From my particular psychological perspective, one may view every technological advance as a means of lessening human effort, of reducing the formerly vast distance between thought and deed, between imagination and accomplishment, to an ever-diminishing minimum. We can, in fact, do more and more with less and less, so that the weight of a finger upon a button can launch a missile killing thousands of people miles away. We are altering genders — and genomes. We are fast approaching, with every leap and bound of science, the state where the demarcation between wishes and realities may be dissolved — a state of thought-omnipotence equaling God-like power.
Is this our end, our ultimate aim, the culmination of our human trajectory? Is this where the Tower of Babel leads? Can the blandishments of convenience and power ever be conquered by restraint?
The course upon which we, as a species, find ourselves, with exponentially accruing accomplishment, leads to one end: extinction. Because if we pursue what we have been pursuing to its finality, we will be no more. We will have achieved, with such progress, nothing less than the most immense regression to the first stages of infancy, that inchoate world where wish and wish-fulfillment blend. Thus, our so-called immortality.
Knowledge is revered because it confers mastery. Yet how much more do we need to know? How much faster do we need to travel? How much higher do we need to jump? How much effort needs to be reduced?
In a now-famous article published in 2010, investigative journalist Matt Taibbi described investment bank Goldman Sachs as “a great vampire squid wrapped around the face of humanity, relentlessly jamming its blood funnel into anything that smells like money.”
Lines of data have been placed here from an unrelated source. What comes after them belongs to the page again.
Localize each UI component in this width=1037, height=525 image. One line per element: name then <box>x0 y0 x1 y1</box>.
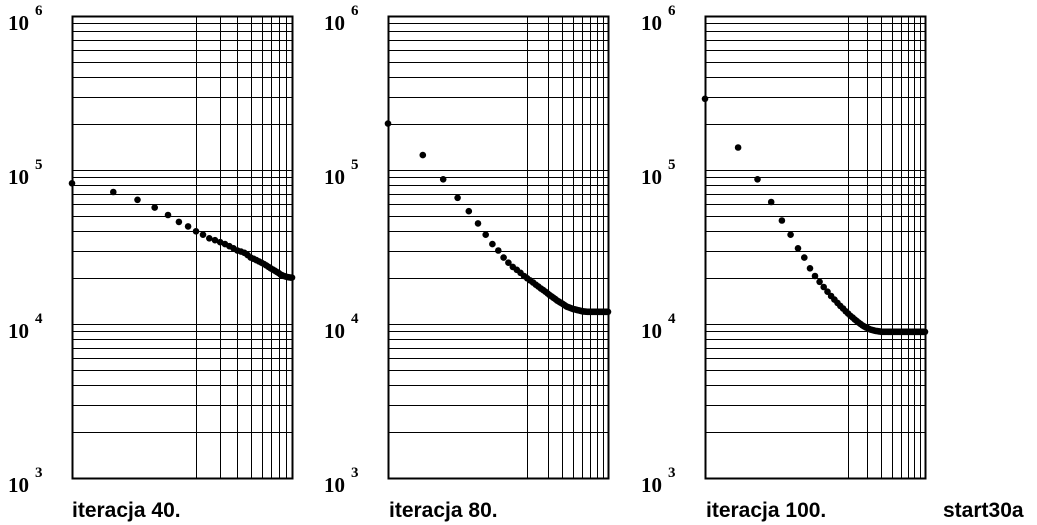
tick-exponent: 5 <box>351 157 359 173</box>
tick-base: 10 <box>641 473 662 497</box>
y-tick-label: 10 5 <box>324 157 359 189</box>
data-point <box>419 151 427 159</box>
data-point <box>500 254 507 261</box>
data-point <box>110 188 117 196</box>
data-point <box>811 272 819 280</box>
chart-panel-3: 10 6 10 5 10 4 10 3 iteracja 100. <box>641 3 929 522</box>
panel-caption: iteracja 100. <box>706 499 826 522</box>
data-point <box>454 194 461 202</box>
data-point <box>134 196 141 204</box>
tick-base: 10 <box>324 11 345 35</box>
y-tick-label: 10 5 <box>641 157 676 189</box>
y-tick-labels: 10 6 10 5 10 4 10 3 <box>8 3 43 497</box>
data-point <box>465 207 473 215</box>
y-tick-labels: 10 6 10 5 10 4 10 3 <box>324 3 359 497</box>
panel-caption: iteracja 80. <box>389 499 498 522</box>
data-point <box>199 231 207 238</box>
data-point <box>384 120 392 127</box>
data-point <box>211 236 219 244</box>
data-point <box>164 211 172 219</box>
panel-caption: iteracja 40. <box>72 499 181 522</box>
tick-base: 10 <box>324 165 345 189</box>
y-tick-label: 10 6 <box>641 3 676 35</box>
data-point <box>474 220 482 227</box>
tick-base: 10 <box>8 11 29 35</box>
data-point <box>754 176 761 183</box>
tick-base: 10 <box>641 319 662 343</box>
vertical-gridlines <box>527 16 609 478</box>
plot-frame <box>387 15 610 480</box>
data-point <box>778 217 786 224</box>
y-tick-label: 10 4 <box>641 311 676 343</box>
data-point <box>820 283 827 291</box>
data-point <box>288 274 296 281</box>
tick-exponent: 3 <box>668 465 676 481</box>
chart-panel-1: 10 6 10 5 10 4 10 3 iteracja 40. <box>8 3 296 522</box>
data-points <box>701 95 929 336</box>
y-tick-label: 10 4 <box>324 311 359 343</box>
data-point <box>68 180 76 187</box>
tick-exponent: 3 <box>351 465 359 481</box>
data-point <box>806 265 814 272</box>
vertical-gridlines <box>848 16 921 478</box>
tick-exponent: 4 <box>351 311 359 327</box>
tick-base: 10 <box>324 473 345 497</box>
horizontal-gridlines <box>72 23 292 479</box>
y-tick-label: 10 6 <box>8 3 43 35</box>
tick-exponent: 6 <box>35 3 43 19</box>
data-point <box>206 235 213 242</box>
chart-panel-2: 10 6 10 5 10 4 10 3 iteracja 80. <box>324 3 612 522</box>
tick-exponent: 4 <box>668 311 676 327</box>
tick-exponent: 4 <box>35 311 43 327</box>
y-tick-label: 10 3 <box>324 465 359 497</box>
horizontal-gridlines <box>705 23 925 479</box>
data-points <box>68 180 296 281</box>
y-tick-label: 10 3 <box>8 465 43 497</box>
data-point <box>767 198 775 206</box>
data-point <box>184 223 192 230</box>
data-point <box>787 231 794 238</box>
data-point <box>175 218 183 226</box>
data-point <box>701 95 709 103</box>
y-tick-label: 10 4 <box>8 311 43 343</box>
y-tick-label: 10 5 <box>8 157 43 189</box>
data-point <box>505 259 512 267</box>
data-point <box>439 176 447 183</box>
tick-exponent: 5 <box>35 157 43 173</box>
data-point <box>489 240 496 248</box>
data-point <box>192 228 200 235</box>
tick-exponent: 5 <box>668 157 676 173</box>
plot-frame <box>704 15 927 480</box>
y-tick-label: 10 3 <box>641 465 676 497</box>
vertical-gridlines <box>196 16 287 478</box>
data-point <box>482 231 490 238</box>
tick-exponent: 6 <box>351 3 359 19</box>
plot-frame <box>71 15 294 480</box>
tick-base: 10 <box>8 165 29 189</box>
tick-exponent: 6 <box>668 3 676 19</box>
tick-exponent: 3 <box>35 465 43 481</box>
tick-base: 10 <box>8 319 29 343</box>
y-tick-label: 10 6 <box>324 3 359 35</box>
data-point <box>604 308 612 316</box>
tick-base: 10 <box>8 473 29 497</box>
data-points <box>384 120 612 316</box>
figure-label: start30a <box>943 499 1024 522</box>
tick-base: 10 <box>641 11 662 35</box>
tick-base: 10 <box>324 319 345 343</box>
data-point <box>734 144 742 151</box>
data-point <box>794 245 802 252</box>
data-point <box>495 247 502 254</box>
y-tick-labels: 10 6 10 5 10 4 10 3 <box>641 3 676 497</box>
data-point <box>816 278 823 286</box>
data-point <box>801 254 808 261</box>
tick-base: 10 <box>641 165 662 189</box>
data-point <box>921 328 929 336</box>
data-point <box>151 204 158 211</box>
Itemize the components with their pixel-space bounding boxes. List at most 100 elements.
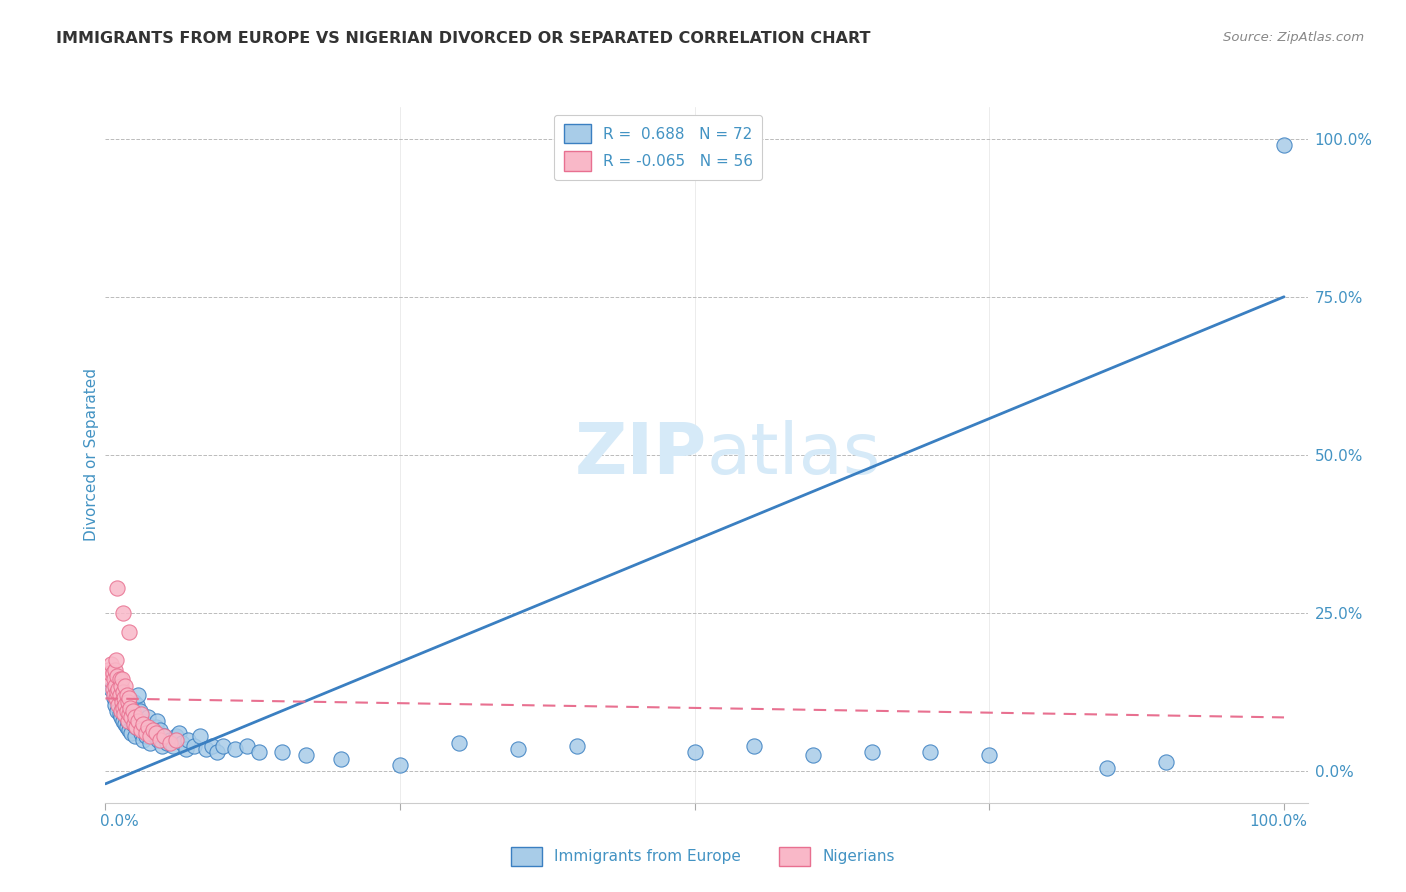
Point: [121, 704, 143, 718]
Point: [121, 716, 143, 731]
Point: [103, 691, 125, 706]
Point: [131, 714, 153, 728]
Point: [128, 704, 150, 718]
Point: [132, 716, 155, 731]
Point: [801, 748, 824, 763]
Point: [118, 723, 141, 737]
Point: [114, 679, 136, 693]
Point: [112, 707, 135, 722]
Point: [170, 736, 193, 750]
Point: [120, 701, 142, 715]
Point: [110, 679, 132, 693]
Point: [200, 739, 222, 753]
Point: [142, 726, 165, 740]
Y-axis label: Divorced or Separated: Divorced or Separated: [83, 368, 98, 541]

But there is an even greater and more-encompassing and vastly more ominous creature sucking the life and brains and energy of virtually every human activity into its endlessly cavernous maw: it’s the Internet. It seems that nothing can be done without it — trains can’t run, planes can’t fly, cars may soon not be able to be driven, schedules can’t be made, government agencies can’t operate, mail can’t be delivered, Ubers can’t be hailed, water can’t flow ... since when, and why?
How did the world function at all before this digitally devouring behemoth?
How did a human being, using simple primitive instruments, carve from implacable stone transcendent icons of the human spirit?
Perhaps some wise groups will convene to halt our headlong rush to blissful nothingness. Perhaps we people on the ground will balk before the swallowing centralized Web, and just say no so we can till our little fields, and gather face to face, and take our notes in longhand, and make the greatest virtue of restraint.
Emanuel E. Garcia, M.D.
November 2024
Cash is not just. Convenience, it is physical interact, harder to steal than digital, already taken token.
Taxicabs don't need but a flag or hail of put your arm up. They destroyed my taxi company when I ran for mayor of SF. ScKamala Harris gave me solitary isolation.
Now uberrlyftwhores rule with nowhere to go, even driverless....
I ran against care not cash Gavin Gruesome Newsom, I lost my taxi business and went to jail.
Now we have scamdemic Harmacide care not cash. We have war galore.
WHat I spoke out against has been held against all of us now, and I must basically be silenced forever.
As Womanity is silenced....
Again, your musings warm my heart. Thank you.